The discussion on this point between the lawyers and the judge, however, omitted the distinction that while a guilty plea requires a factual basis before the court may accept it, a nolo contendere plea does not. That too is left to the discretion of the court. Rule 11(b)(3) addresses this point and applies only to guilty pleas. It says: “Determining the Factual Basis for a Plea. Before entering judgment on a guilty plea, the court must determine that there is a factual basis for the plea.”

It is not an oversight that nolo contendere pleas were not included in the section of the rule requiring a factual basis. To the contrary, nolo contendere pleas were specifically excluded. The Rules Committee in 1966 explained this, saying: “For a variety of reasons it is desirable in some cases to permit entry of judgment upon a plea of nolo contendere without inquiry into the factual basis for the plea. The new third sentence is not, therefore, made applicable to pleas of nolo contendere.” Essentially, if a defendant is simply electing “not to fight” the charges, then the charges alone can suffice in many instances to support that decision.

Thus, Judge Scarsi would have been well within his powers to accept (or reject) an Alford plea from Biden, with or without a factual basis beyond the facts already laid out in the indictment filed in the case.

Case Ultimately Resolves on a Standard Guilty Plea

After all the drama caused by Lowell’s surfacing of an Alford plea and the prosecution’s consternation, the ultimate resolution of the case was pretty standard. Upon taking up Lowell’s suggestion for a brief recess, the court released the parties. They returned to the courtroom a while later having worked out an agreement for Biden to plead guilty — not nolo contendere — to all the charges in the indictment, with the prosecutor reading the indictment (again) into the record as the factual basis for the guilty plea. The court accepted the guilty plea and released Biden to return for a sentencing date to be set at a later time. (Update: Sentencing is set for Dec. 16.)

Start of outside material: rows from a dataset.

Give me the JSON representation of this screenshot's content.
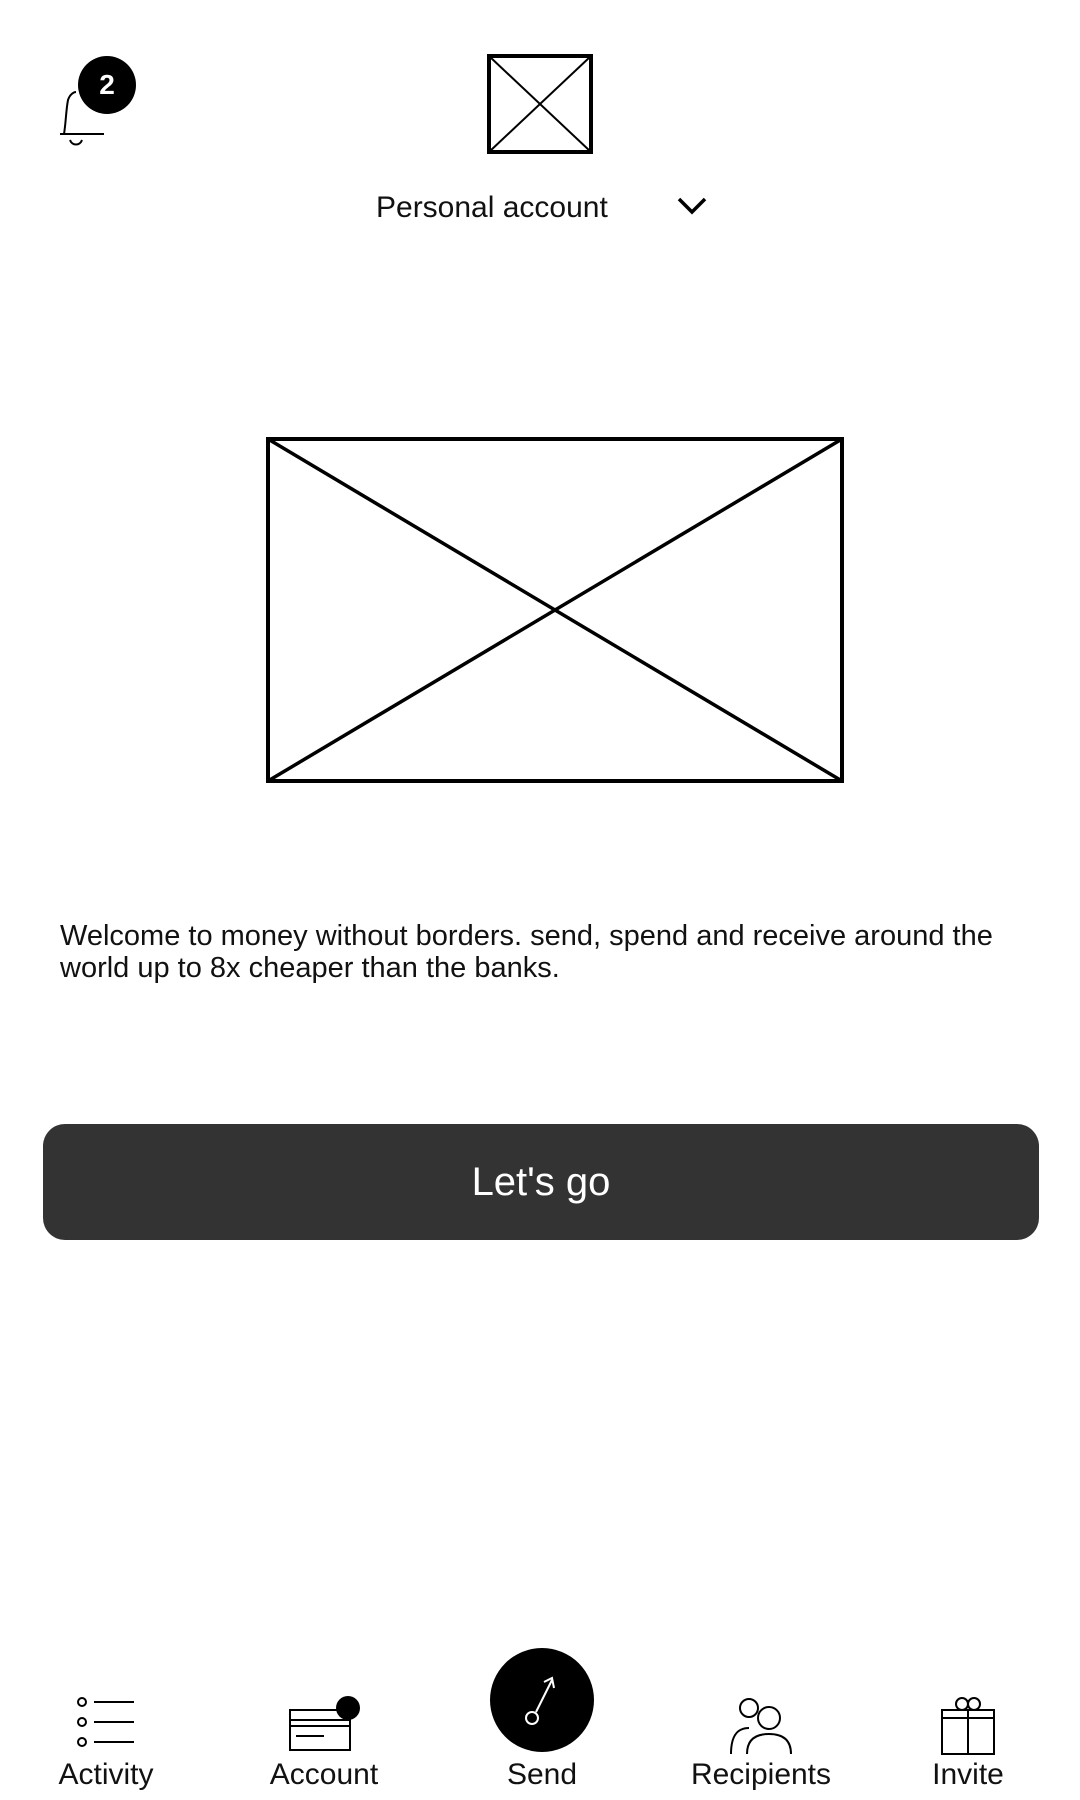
{
  "header": {
    "notification_count": "2",
    "account_label": "Personal account"
  },
  "main": {
    "welcome_text": "Welcome to money without borders. send, spend and receive around the world up to 8x cheaper than the banks.",
    "cta_label": "Let's go"
  },
  "nav": {
    "items": [
      {
        "label": "Activity",
        "icon": "list-icon"
      },
      {
        "label": "Account",
        "icon": "card-icon"
      },
      {
        "label": "Send",
        "icon": "send-arrow-icon"
      },
      {
        "label": "Recipients",
        "icon": "people-icon"
      },
      {
        "label": "Invite",
        "icon": "gift-icon"
      }
    ]
  },
  "colors": {
    "button_bg": "#333333",
    "badge_bg": "#000000"
  }
}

The defense probably expected from the start that this is how the day would turn out. It could have proposed simply to plead to the indictment. Neither the prosecutor nor the judge could have really raised objections or concerns about that, as they did with the proposal of an Alford plea. Hunter Biden would be just as legally guilty, would be getting the same sentence, and likely the prosecutor would have just read the indictment into the record as he ended up doing because the parties did not have a prepared statement of facts. The only thing that would have been different is that Hunter Biden would not have actually and personally admitted guilt. The defense swung for that fence and fell short. But the end result isn’t really all that different. Hunter Biden didn’t want to go to trial; so, he didn’t.